Accessing all areas of a vehicle can prove to be quite the challenge, no matter what your experience level is in Paintless Dent Removal. Vehicles are constantly changing–structurally as well as body styling–so even the most experienced techs will be scratching their heads from time to time. I’ve prepared a list of good access points that are somewhat consistent with ‘most’ vehicles.
Hood: Most hoods have an insulator which is held in with various types of push-in type retainer clips–remove this first while hood is still attached to the vehicle. If windshield washer nozzles are present, detach hose lines from hood and let lay across engine compartment.
To comfortably/accurately access all areas of a hood panel, it must be removed from the vehicle and secured on a stand–usually 12-14mm bolts attached to brackets at back corners of hood.
Bug shield and/or grill may also need to be removed as well.
Rubber hole plugs can often be removed to gain access to outer edges of hood.
Fenders: Fenders can be accessed in several different ways, the first opening I look for is under the hood. Sometimes a large gap will be present between the inner edge of the fender and wherever it attaches to sub-frame.
If this doesn’t work, I then simply peel back the wheel-liner with a small hook tool–sometimes you will be required to remove screws/push-in retainers before doing this.
If damage is excessive (more than say 20 dents) the headlight should be removed–3 or 4 10mm bolts, sometimes hidden, ALSO some newer model cars require you to remove the bumper cover to gain access to these bolts.
Access to the back of the fenders can sometimes be found through the opening between the back edge of fender and front edge of front door by opening the door 3/4 of the way and working with your light in front of the car.
Roof/Roof Rails: Light damage to the roof and the roof rails can be repaired using glue pulling–without removing interior trim panels. This type of repair, however, is very limited to ‘soft’ dime/nickel size dents, generously spaced.
Otherwise, the headliner will need to be removed–A, B, and C pillar trim, sun visors, overhead console, dome lighting, safety handles, seat belts, coat hooks, dvd players, etc.
This will sometimes allow tool access to the roof rails as well, but it is extremely limited.
In some cases, the sunroof assembly will need to be loosened and dropped down as well to gain access to the areas around it.
*Vehicles with a sunroof will also allow limited access to the center and rear parts of the roof by simply opening the sunroof and using your window shield and wedge to pry off the glass.
Trucks will sometimes allow you to access the back edge of the roof through the 3rd brake light–usually held in by 2 screws from the outside.
Some sail panels and rails on 4-door sedans/small SUVs can be accessed by removing the taillight and using a long shaved tool through the taillight opening.
Front Doors: Most damage 2-3 inches away from any edge of a door can be repaired through the window opening using your window shield and wedge.
A whale-tail is necessary to access parts of the door-skin behind structural side-impact bracing–usually glued/welded horizontally and located right down the center of the door.

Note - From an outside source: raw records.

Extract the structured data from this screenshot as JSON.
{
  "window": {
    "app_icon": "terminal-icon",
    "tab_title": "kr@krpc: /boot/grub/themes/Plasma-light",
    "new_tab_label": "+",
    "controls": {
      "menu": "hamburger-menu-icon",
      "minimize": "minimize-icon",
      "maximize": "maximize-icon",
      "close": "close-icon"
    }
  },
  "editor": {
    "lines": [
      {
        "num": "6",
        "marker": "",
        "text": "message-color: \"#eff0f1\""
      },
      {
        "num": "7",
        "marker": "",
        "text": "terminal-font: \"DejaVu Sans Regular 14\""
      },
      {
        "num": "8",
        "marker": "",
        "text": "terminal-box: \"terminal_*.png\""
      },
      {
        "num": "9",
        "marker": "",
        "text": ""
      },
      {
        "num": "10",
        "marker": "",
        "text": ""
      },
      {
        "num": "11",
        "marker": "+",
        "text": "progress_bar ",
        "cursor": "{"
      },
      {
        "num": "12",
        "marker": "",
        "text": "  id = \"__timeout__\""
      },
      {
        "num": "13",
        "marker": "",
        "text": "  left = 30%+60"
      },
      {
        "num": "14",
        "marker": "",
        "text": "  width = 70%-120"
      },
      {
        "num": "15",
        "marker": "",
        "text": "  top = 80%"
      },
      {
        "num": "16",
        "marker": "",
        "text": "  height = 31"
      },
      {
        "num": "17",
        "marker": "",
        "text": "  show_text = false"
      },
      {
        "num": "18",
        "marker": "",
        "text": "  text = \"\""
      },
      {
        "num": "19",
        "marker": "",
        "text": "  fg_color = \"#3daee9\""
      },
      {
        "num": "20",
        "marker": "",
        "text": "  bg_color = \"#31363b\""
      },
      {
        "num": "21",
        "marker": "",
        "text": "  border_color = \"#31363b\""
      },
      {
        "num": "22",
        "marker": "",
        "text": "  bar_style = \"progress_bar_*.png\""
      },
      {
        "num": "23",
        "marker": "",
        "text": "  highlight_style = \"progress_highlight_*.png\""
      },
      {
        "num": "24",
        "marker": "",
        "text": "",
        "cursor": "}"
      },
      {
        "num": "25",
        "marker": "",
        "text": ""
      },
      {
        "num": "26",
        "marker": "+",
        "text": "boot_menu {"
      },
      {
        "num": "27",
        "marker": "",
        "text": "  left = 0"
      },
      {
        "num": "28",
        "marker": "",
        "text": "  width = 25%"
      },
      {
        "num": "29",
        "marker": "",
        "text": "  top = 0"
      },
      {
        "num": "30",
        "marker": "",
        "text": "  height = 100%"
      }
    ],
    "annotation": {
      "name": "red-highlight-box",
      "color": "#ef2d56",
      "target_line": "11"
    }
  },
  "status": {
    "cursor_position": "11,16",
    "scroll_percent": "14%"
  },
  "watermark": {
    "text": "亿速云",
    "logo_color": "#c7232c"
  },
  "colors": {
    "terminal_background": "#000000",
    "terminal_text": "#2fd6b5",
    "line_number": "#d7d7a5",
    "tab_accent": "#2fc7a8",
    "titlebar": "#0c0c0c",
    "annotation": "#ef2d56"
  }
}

Door panels may also need to be removed to gain access to edges and heavily braced areas of the panel.
Sometimes-depending on how it is attached-removing a belt molding can be an easy way of accessing the top edge of the door, but be careful, some belt moldings will break very easily when they are being removed.
Rear Doors: Rear doors can be accessed in all of the same ways as the front doors.
ALSO, opening the front door and loosening the rubber gasket around the wiring harness is a great way to access middle and lower areas of the panel.
Quarter Panels: Most of the time, removing the taillight will give you all the access you need to repair a quarter panel.
If that does not work, pulling out the interior trim might be necessary. Cars usually have push in retainers holding carpeting in place, SUVs usually have upper and lower plastic trim panels held in by screws.
This is almost always necessary when repairing damage towards the front of a quarter panel on a 2-door vehicle.
As a last resort, pulling the rear wheel off and removing the wheel-liner will allow you to drill a hole underneath and gain access that way. Permission must be obtained from the customer to drill any holes.
All holes made for access must be filled with auto-body sealant and preferably plugged to warranty full corrosion protection.
Bedsides: Pickup bedsides can usually be accessed through the taillight.
Removing the bed cap covers on some models of pickups will provide large slotted openings all down the top of the bed.
Sometimes a hole behind the wheel-liner in the wheel opening is necessary in extreme cases.
Deck lids: First, remove the insulator/trim covering the bottom of the deck lid. Deck lids almost always need to be removed to be repaired due to the way the metal curves, if this is the case,
Next, wiring harnesses/actuators/squirter nozzle hosing must be disconnected.
The deck lid itself is usually mounted to spring loaded brackets by four 8-10mm bolts.
Lift Gates: Most of the time lift-gates can be repaired while on the vehicle by simply removing the molded plastic trim panel attached to the inner side of the panel.
Sometimes rubber wiring harness gaskets and 3rd brake lights will also provide you with some access.